Here’s the breakdown of civilian defense workers furloughed from commands at MacDill Air Force Base: 95 percent of the civilians working at U.S. Special Operations Command; 33 percent of U.S. Central Command civilian workers; and about 30 percent of civilians with MacDill Air Force Base and the 6th Air Mobility Wing command.
In all, more than 1,500 civilian defense workers at MacDill are without paycheck due to the federal government shutdown.
MacDill base commander Col. Scott DeThomas said most of the civilian workers have already had to take six unpaid workdays because of sequestration.
“These civilians have been going through this since 1 March (2013),” DeThomas said adding that the shutdown is even more unnerving because it’s open-ended. “Think about that. Think about the impact of not knowing how many days of furlough, how much pay you may or may not lose.”
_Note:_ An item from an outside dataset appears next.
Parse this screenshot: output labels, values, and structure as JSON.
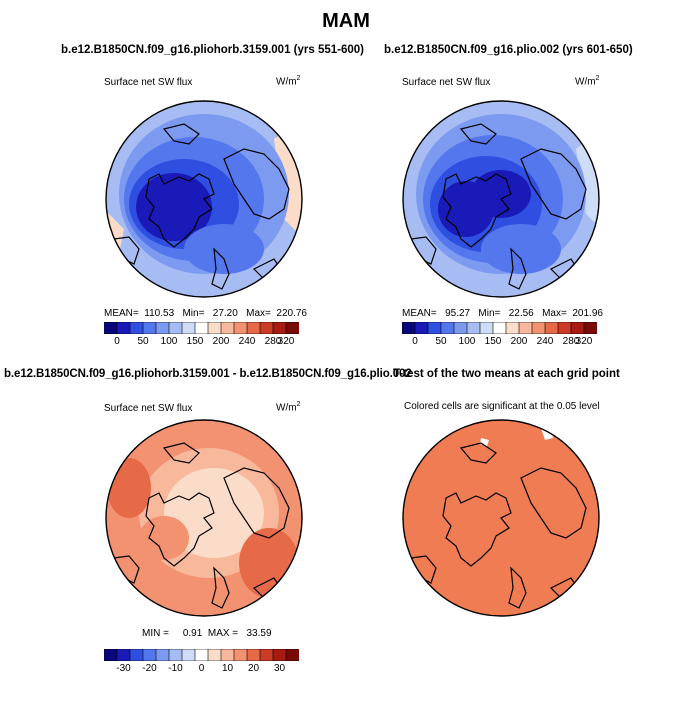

DeThomas said the furloughed civilians will only receive a half-paycheck next week and then that’s it. It will mean a cumulative loss of $400,000 a day in salaries.
“That’s going to have an impact on mortgages, credit cards, car bills, all those things that we take for granted some times,” DeThomas said. “What I’ll ask, is for our financial community to be proactive in reaching out to those folks.”
The base commander already has reached out to more than 30 local bank executives to ask they be flexible with the civilian defense workers especially because a bad credit report can directly affect security clearances for defense workers.
“Most of us carry security clearances. Security clearances are the difference between being qualified for a job and a lot of times not being qualified,” DeThomas said. “If you lose your security clearance, I can release you from that job. That’s critically important.”
A couple of banks have set up loan procedures, so called “check-loans”, for furloughed civilian defense workers so they can receive the dollar amount their pay should have been.
And furloughed workers are not restricted from taking outside employment if they can find it. But DeThomas said they should notify their supervisor.
While some folks call the back-and-forth in Washington government dysfunction, the MacDill Base Commander called it democracy.
“Frustration? Of course we want to be able to do everything in our power to make the mission go. We want to never allow folks to be furloughed, I got that,” DeThomas said Wednesday at a news conference outside the base gates. “But the reality is: what you’re seeing play out in the political realm is of value to democracy. And I’m fairly certain, a lot folks around the world – yeah they might throw stones – but they’d love to have a piece of that.”
Service members in uniform are still getting their paychecks, but many will have to work longer hours to fill in for the civilians who are now on furlough.